WASHINGTON, DC – The International Monetary Fund is an immensely useful organization, able to deliver substantial amounts of financial and technical assistance at short notice to almost any place in the world. It also has the great advantage of almost always being perceived as incredibly boring.
Unfortunately for the IMF, it now needs a slightly higher public profile to convince the US Congress to agree to some important reforms. The Ukrainian crisis may prove helpful, though that appears less likely now – which may be a good thing to the extent that one unintended consequence could be a loan to Ukraine that is larger than it really needs.
In the realm of international economics, being perceived as boring confers power to the extent that it allows major decisions to be made without a great deal of external scrutiny. From 1918 to 1939, international economic cooperation was hard to come by – in large part because all of the attempted deals were put together at high-profile international conferences. Following the creation of the IMF in 1944, many of the same decisions became routine, a lot less interesting, and much easier to implement.

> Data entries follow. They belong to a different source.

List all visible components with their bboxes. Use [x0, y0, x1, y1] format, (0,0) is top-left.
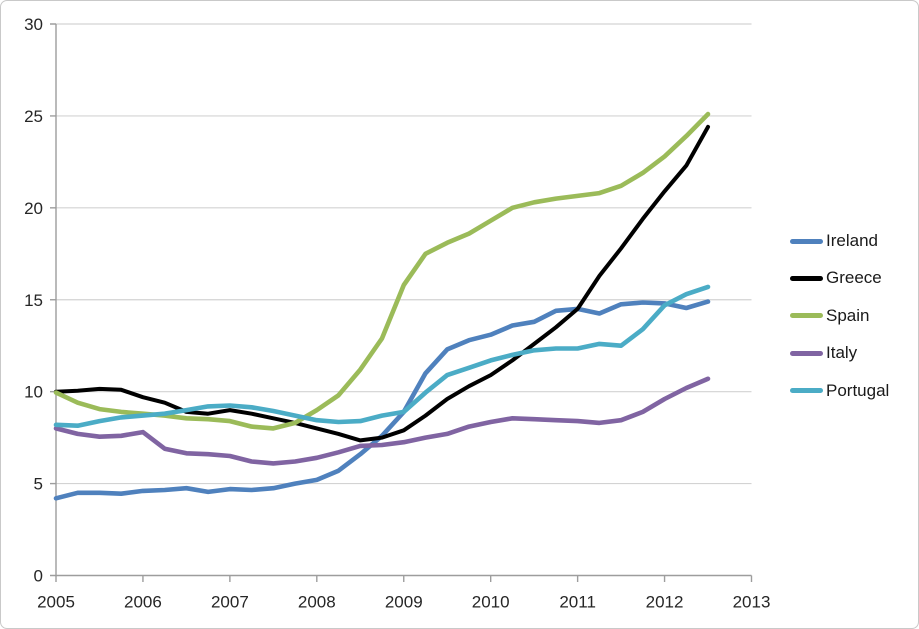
x-axis-label-2012: 2012	[646, 593, 684, 612]
legend-line-swatch-spain	[790, 313, 823, 319]
legend-line-swatch-portugal	[790, 388, 823, 394]
legend-label-spain: Spain	[826, 305, 870, 325]
x-axis-label-2006: 2006	[124, 593, 162, 612]
legend-label-italy: Italy	[826, 343, 858, 363]
legend-line-swatch-italy	[790, 350, 823, 356]
y-axis-label-0: 0	[34, 567, 43, 586]
series-line-greece	[54, 124, 710, 443]
legend-label-portugal: Portugal	[826, 380, 890, 400]
legend-label-greece: Greece	[826, 268, 882, 288]
y-axis-label-30: 30	[24, 15, 43, 34]
y-axis-label-5: 5	[34, 475, 43, 494]
legend-item-portugal: Portugal	[790, 379, 889, 403]
x-axis-label-2007: 2007	[211, 593, 249, 612]
x-axis-label-2005: 2005	[37, 593, 75, 612]
x-axis-label-2013: 2013	[733, 593, 771, 612]
x-axis-label-2009: 2009	[385, 593, 423, 612]
legend-item-spain: Spain	[790, 304, 869, 328]
x-axis-label-2008: 2008	[298, 593, 336, 612]
x-axis-label-2011: 2011	[559, 593, 596, 612]
series-line-portugal	[53, 284, 711, 429]
series-line-spain	[53, 111, 711, 431]
series-line-italy	[53, 376, 711, 466]
y-axis-label-15: 15	[24, 291, 43, 310]
legend-item-italy: Italy	[790, 341, 857, 365]
legend-item-ireland: Ireland	[790, 229, 878, 253]
y-axis-label-25: 25	[24, 107, 43, 126]
y-axis-label-10: 10	[24, 383, 43, 402]
y-axis-label-20: 20	[24, 199, 43, 218]
x-axis-label-2010: 2010	[472, 593, 510, 612]
legend-label-ireland: Ireland	[826, 231, 878, 250]
legend-item-greece: Greece	[790, 266, 882, 290]
legend-line-swatch-ireland	[790, 238, 823, 244]
legend-line-swatch-greece	[790, 275, 823, 281]
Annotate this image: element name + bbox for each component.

The IMF rarely makes front-page headlines in the United States or other big countries, except when there is a racy personal dimension. The last time that many read a news story about the Fund may have been when then-Managing Director Dominique Strauss Kahn was forced out in May 2011, following accusations that he sexually assaulted an employee in a New York hotel.
Since then, his successor, Christine Lagarde, has helped to restore the Fund’s reputation – and to return coverage of its programs and activities to newspapers’ dry and unemotional business sections. (When I worked at the IMF in the 2000’s, page-three coverage of our events by leading newspapers was typically viewed as preferable to top billing.)
Of course, in countries receiving assistance – such as Greece in the last few years – the IMF excites great passion. But in the halls of the US Congress, few people pay any attention.
In the highly charged partisan atmosphere of Washington, DC, this is without question almost always an advantage. Imagine if the disbursement of all assistance to countries in trouble required Congressional approval, let alone spending from the US budget. Nothing good would ever happen – and certainly not for the US.
The IMF is founded on the premise that it represents cooperation between all of the countries of the world. The reality is that it stands for and operationalizes US power, in cooperation with America’s closest allies.
Anyone who doubts that should review a recent letter orchestrated by the Bretton Woods Committee, addressed to Congressional leaders on behalf of an impressive array of former Republican and Democratic cabinet secretaries. The first paragraph reads, “The IMF has always been a valuable tool for advancing US national interests globally.”
The US does not dictate what happens at the IMF, but it does have a disproportionate influence. Given the Fund’s origins in helping to rebuild Europe after World War II, European countries are also very well represented on its executive board and in terms of ownership shares (and thus voting weight on important decisions).
One major goal in recent decades has been to shift representation at the IMF somewhat away from Europe and toward the world’s emerging markets. These countries’ global economic and financial significance has grown rapidly, yet they have relatively little representation at the Fund.
A package of reforms has been agreed. Like most products of international negotiations, the agreement is not perfect; but it does move the ball forward. (For the technical details, I recommend a recent paper by Edwin M. Truman, my colleague at the Peterson Institute for International Economics.)
These reforms need to be agreed, in legislative form, by the US Congress before they can take effect. For whatever reason, President Barack Obama’s administration did not push this item hard in 2013 and early 2014 – and the agenda of encouraging further IMF reform has therefore languished.
The Obama administration proposed to tie IMF reform to the presumably imminent approval by Congress of funding for Ukraine. This is sensible legislative tactics but not appealing as an economic strategy. In effect, the administration tried to make the IMF more interesting, particularly to encourage Republicans in the House of Representatives to support the reforms.
The latest indications are that the Republicans will not be so enticed. But the bigger problem is that Ukraine does not really need a massive loan from the IMF. What Ukraine needs is a sharp reduction in corruption, as well as real legitimacy (through the ballot box) for people who want to rein in the influence of oligarchs – a group that has sapped the economy through plunder and incompetence over the past two decades.
IMF reform is sensible and should be supported. The Europeans do not need their current level of representation, and the positions and voices of middle- and lower-income countries should be strengthened. The Obama administration needs to make this case more directly and forcefully to Congress. The inherent dullness of the IMF makes that hard.
Simon Johnson is a professor at MIT’s Sloan School of Management and the co-author of White House Burning: The Founding Fathers, Our National Debt, And Why It Matters To You.